Monday, April 19, 2010

CGSSD Meeting Review - Del Ritchhart's Trips

I enjoyed Del Ritchhart's photo summaries of his trips to Allen County Public Library in Fort Wayne and the Family History Library in Salt Lake City during 2009. Del was the program at the Computer Genealogy Society of San Diego (CGSSD) meeting on Saturday, 17 April, and there were about 70 people in attendance. He took both trips with the San Diego Genealogical Society, and was able to use his free week's stay at the Plaza Hotel in SLC that he won in an SDGS drawing.

Del's advice for distant library goers was to plan ahead for your trip, and to take advantage of the opportunity if you have ancestral families in nearby towns. When Del went to Fort Wayne, he flew into Chicago, rented a car, researched in several towns in Illinois and then in Indianapolis before getting to Fort Wayne. It looked like he had a great time in the ancestral towns and in Fort Wayne.

1. The Genealogy Center on the second floor of the Allen County Public Library is impressive. There are over 350 thousand printed books, including 55 thousand family histories, over 500 thousand microfilms, and many periodicals. The library provides computer access to Ancestry.com, HeritageQuestOnline and New England Ancestors, and has wireless Internet throughout the building.
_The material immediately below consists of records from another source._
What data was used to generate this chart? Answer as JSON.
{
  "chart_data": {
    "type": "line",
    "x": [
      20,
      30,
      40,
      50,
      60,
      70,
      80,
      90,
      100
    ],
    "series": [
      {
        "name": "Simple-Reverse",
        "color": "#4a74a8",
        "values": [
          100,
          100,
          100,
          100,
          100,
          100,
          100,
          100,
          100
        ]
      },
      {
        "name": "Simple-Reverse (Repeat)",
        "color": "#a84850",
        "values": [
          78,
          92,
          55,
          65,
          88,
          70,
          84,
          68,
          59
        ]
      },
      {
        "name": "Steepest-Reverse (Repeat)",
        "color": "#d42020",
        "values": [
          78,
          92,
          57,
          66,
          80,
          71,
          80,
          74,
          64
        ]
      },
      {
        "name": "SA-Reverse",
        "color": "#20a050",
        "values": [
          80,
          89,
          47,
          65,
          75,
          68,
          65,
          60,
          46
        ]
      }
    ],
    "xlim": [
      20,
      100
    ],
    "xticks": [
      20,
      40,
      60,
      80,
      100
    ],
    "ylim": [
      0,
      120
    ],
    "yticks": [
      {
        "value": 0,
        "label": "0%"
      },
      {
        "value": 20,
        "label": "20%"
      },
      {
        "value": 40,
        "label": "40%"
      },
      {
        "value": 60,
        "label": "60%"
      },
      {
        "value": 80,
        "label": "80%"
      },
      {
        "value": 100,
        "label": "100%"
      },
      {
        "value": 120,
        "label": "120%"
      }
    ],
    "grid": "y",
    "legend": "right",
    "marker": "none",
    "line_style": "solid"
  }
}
Microfilms are filed by locations - right on the film boxes and the film drawers. The microfilm computer readers permit the user to transfer images to USB drives or to print them out. The Help desk people are really helpful.

The Allen County Public Library website is www.acpl.lib.in.us, and when you use the Genealogy tab you can find research helps and a catalog search. The PERiodical Source Index (PERSI) - which indexes articles in many genealogy periodicals - is available to use, and the periodicals are either on the shelf or on microfilm.

2. Del's weeklong trip to the Family History Library in Salt Lake City was highly profitable and fun with the society colleagues. They had a good tour of the city and the Great Salt Lake on the Sunday they arrived. Each person in the group had a tour of the library, and an hour with a professional researcher during the week, which was helpful.

Del outlined the holdings of the Family History Library, and the layout of the library with five floors of books and microfilms. He mentioned that copy cards cost $1 to purchase, but photocopies were only 5 cents each and prints from microfilm images were 23 cents each. The FHL has some microfilm scanner units that permit the user to capture microfilm images to their USB drive for free.

The first hour of the CGSSD meeting was devoted to groups on Family Tree Maker, RootsMagic and Reunion for the Mac. I attended the RootsMagic class, and Ruth Himan has summarized her experiences there in her blog post RootsMagic on her Genealogy is Ruthless Without Me blog.